To Trou aux Cerfs, an extinct (very dormant) volcano that was a local walk away when I was a kid. It was nice to show this to LittleOne. It's changed a bit (a lot more houses!) but it was nice to see and remember bits of it which haven't changed. Here's a pic of the Moka Range in the distance.

This is my best attempt at a photo of the actual crater. The green-lawn-looking patch in the middle is not the base, however much it looks like it. The green is some overgrown weed stuff that's halfway down. 


We visited my mum's childhood village, where part of the childhood home's garden wall was found still standing strong.

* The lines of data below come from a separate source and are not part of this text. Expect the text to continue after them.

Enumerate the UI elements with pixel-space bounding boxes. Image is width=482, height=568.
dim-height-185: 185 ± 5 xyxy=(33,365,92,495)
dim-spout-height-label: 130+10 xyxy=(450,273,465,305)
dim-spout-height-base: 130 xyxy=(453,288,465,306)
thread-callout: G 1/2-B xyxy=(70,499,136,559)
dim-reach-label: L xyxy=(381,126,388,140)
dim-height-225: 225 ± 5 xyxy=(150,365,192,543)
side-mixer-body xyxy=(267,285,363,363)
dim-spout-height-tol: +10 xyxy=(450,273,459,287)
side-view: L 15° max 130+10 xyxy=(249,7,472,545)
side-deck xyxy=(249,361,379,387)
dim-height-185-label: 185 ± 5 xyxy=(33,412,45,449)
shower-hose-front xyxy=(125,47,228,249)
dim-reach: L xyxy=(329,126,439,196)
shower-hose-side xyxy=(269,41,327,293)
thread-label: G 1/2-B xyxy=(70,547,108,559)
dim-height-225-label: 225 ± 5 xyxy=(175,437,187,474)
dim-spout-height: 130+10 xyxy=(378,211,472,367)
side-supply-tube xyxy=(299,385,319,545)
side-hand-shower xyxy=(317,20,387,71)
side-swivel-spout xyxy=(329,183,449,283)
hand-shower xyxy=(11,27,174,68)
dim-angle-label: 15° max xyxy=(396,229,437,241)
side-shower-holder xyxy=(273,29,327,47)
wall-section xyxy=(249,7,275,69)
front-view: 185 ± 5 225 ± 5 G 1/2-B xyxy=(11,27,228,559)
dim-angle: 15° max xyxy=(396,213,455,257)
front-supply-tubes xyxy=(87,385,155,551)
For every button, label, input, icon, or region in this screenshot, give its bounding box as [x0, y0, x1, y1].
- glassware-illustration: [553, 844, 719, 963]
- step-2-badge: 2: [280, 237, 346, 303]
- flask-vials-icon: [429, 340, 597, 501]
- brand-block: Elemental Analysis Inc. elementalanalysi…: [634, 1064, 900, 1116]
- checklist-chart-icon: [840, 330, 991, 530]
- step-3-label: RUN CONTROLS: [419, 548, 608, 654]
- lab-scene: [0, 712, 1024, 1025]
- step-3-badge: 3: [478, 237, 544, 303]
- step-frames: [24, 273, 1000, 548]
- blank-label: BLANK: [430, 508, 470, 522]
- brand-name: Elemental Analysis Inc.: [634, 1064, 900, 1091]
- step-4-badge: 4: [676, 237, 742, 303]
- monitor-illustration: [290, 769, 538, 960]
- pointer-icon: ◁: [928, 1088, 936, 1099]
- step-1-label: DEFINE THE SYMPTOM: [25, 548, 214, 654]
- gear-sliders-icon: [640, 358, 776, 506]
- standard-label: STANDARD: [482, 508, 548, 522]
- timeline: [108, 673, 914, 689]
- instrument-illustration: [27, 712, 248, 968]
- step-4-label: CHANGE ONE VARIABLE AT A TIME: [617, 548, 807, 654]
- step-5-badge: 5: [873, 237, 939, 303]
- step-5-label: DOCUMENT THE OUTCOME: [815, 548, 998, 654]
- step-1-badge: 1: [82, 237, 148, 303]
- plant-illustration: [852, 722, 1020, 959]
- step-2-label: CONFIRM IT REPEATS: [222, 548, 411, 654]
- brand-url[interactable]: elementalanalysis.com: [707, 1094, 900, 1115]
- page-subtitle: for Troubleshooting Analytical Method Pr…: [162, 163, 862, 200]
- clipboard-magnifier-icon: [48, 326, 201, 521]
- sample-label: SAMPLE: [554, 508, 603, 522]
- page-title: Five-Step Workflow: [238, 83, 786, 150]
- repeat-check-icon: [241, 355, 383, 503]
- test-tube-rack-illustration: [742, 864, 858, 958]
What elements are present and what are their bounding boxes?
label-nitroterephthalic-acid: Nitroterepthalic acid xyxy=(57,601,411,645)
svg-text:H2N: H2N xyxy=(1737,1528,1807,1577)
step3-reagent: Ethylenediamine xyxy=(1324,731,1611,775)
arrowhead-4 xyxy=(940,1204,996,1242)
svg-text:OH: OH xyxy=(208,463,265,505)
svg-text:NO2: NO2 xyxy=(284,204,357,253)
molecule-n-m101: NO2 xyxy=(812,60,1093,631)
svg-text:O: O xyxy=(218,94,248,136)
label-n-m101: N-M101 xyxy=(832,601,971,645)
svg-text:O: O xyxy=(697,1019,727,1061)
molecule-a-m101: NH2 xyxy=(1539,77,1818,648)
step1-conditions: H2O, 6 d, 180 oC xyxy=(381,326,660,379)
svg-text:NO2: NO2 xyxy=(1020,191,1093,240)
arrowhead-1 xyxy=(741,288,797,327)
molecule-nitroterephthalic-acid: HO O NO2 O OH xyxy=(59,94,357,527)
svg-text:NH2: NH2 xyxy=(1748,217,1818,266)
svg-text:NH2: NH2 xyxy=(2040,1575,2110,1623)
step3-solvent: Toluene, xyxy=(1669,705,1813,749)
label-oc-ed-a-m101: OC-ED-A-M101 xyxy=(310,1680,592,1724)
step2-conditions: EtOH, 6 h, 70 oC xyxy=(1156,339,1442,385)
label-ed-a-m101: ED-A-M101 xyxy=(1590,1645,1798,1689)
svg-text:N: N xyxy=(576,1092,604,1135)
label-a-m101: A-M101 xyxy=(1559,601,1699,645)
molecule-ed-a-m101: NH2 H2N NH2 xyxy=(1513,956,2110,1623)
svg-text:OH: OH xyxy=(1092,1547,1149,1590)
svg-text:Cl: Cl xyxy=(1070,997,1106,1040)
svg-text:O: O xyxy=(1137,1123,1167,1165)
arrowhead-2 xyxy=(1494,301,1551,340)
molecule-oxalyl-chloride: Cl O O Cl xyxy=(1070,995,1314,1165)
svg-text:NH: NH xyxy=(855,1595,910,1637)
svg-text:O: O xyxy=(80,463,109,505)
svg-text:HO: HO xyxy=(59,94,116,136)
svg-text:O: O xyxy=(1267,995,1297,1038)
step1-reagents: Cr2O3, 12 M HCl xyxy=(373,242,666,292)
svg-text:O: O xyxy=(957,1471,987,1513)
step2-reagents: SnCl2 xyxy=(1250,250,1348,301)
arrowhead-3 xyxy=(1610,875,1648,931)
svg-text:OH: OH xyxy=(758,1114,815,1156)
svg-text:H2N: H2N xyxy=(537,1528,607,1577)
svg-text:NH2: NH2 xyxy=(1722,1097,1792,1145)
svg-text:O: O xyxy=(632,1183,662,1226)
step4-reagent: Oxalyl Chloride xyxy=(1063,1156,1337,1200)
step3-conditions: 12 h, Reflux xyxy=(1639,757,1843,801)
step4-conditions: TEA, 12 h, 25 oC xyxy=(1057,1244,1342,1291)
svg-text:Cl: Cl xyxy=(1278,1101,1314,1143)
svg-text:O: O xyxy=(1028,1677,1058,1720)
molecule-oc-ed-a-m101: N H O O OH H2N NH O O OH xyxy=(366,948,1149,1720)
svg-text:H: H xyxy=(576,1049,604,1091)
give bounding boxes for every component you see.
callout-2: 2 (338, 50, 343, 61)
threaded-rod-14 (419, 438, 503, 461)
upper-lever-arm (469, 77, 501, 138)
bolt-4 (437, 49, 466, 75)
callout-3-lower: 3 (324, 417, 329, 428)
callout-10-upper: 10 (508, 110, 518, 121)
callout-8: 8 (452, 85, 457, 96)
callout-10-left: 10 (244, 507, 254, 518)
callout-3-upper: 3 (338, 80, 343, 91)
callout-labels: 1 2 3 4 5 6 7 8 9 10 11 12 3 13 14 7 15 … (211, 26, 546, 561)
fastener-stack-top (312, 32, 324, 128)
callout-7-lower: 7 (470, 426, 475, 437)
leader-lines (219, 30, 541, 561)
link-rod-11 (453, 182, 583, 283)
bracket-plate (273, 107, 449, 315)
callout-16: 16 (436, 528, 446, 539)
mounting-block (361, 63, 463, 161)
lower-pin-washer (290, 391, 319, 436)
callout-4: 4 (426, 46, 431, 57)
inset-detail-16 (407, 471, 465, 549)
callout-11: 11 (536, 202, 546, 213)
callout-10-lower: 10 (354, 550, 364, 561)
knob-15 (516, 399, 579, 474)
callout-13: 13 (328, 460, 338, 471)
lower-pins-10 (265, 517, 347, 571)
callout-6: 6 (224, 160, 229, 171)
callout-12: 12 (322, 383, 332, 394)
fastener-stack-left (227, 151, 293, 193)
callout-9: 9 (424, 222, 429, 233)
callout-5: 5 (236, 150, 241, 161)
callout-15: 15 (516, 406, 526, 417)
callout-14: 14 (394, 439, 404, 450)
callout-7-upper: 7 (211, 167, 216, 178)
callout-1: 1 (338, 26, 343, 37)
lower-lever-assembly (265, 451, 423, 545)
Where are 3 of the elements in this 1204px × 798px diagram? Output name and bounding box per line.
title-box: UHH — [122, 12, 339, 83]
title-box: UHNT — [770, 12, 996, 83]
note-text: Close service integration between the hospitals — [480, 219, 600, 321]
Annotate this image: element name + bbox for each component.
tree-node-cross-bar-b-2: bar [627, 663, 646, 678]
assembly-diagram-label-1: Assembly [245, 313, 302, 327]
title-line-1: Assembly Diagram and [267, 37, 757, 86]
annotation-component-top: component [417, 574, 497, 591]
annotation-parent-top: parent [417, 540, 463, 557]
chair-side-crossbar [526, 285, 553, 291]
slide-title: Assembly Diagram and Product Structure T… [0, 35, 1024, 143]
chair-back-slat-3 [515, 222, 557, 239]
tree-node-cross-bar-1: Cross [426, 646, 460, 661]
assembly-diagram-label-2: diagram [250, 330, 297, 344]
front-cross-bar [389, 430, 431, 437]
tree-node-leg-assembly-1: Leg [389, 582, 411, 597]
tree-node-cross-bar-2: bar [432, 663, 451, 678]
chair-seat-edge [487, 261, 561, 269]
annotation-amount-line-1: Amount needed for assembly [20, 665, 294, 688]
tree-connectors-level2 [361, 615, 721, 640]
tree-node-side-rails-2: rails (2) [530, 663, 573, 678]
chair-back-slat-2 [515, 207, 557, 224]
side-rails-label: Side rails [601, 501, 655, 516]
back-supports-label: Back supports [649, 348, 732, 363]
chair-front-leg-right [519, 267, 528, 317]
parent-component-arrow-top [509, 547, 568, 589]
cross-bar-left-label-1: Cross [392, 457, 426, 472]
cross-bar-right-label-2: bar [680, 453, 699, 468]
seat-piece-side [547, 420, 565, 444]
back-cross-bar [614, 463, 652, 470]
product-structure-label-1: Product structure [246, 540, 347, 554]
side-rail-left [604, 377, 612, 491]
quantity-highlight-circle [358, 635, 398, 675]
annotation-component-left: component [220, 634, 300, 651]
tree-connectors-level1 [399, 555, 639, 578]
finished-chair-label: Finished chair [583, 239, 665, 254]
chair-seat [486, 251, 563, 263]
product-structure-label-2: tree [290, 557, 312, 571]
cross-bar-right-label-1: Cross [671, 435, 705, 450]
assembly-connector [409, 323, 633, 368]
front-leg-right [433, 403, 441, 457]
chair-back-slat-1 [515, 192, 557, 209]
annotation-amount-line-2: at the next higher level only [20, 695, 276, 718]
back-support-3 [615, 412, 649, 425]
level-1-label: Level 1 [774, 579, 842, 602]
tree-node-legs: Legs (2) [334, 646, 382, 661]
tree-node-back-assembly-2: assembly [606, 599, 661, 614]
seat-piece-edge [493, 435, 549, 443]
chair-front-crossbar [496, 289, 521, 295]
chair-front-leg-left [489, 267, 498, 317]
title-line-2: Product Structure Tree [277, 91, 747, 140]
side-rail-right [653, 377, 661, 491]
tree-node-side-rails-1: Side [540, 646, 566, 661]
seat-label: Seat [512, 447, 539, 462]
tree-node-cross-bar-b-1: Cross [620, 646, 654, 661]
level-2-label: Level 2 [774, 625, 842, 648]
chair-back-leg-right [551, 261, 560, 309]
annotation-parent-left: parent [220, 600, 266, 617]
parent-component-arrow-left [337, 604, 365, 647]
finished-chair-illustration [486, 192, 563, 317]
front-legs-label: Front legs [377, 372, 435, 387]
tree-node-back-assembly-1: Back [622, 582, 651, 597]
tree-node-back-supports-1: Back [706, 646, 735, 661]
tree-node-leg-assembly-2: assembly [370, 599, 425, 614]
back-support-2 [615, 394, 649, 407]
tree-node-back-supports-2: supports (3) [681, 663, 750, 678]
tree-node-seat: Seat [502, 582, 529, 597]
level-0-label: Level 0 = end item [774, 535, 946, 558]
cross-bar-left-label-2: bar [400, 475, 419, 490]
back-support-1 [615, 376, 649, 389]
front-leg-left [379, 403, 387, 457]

A grandmother neem tree who witnessed my mum's and her siblings' childhood from across the road, is also still standing strong and wise. As is the Hindi school standing next to it.  
Moments of hearts and roots and routes and all things fragile and intangible and forever.


There were a few hours here and there by the beach. 



A French family of mum, dad and toddler on the beach asked me to take some photos. I hope my photos were less clumsy than my French words.

LittleOne got a delightful light suntan tickled across the nose and cheeks. Meanwhile, I got sunburnt on half of the back of my calves. Yep, just half. Of the back of the calves. I can still hear the sun sniggering from here.

I also saw a little fish in the clear shallows. It was the same colour as the sand and had cute black eyes and 4 wee vertical black stripes along its body. It was casually swimming about the shallows, its little shadow on the sand faithfully mirroring its darting path. I do not remember ever seeing fish in the lagoon during my childhood trips to the beach. So I was more excited about seeing this fishie than LittleOne. No photos. But it looked a bit like this.

Here's a beach taster.


I don't like goodbyes. I took photos of the skies in the car to the airport.



It rained after we left. I'll pretend the skies were crying too.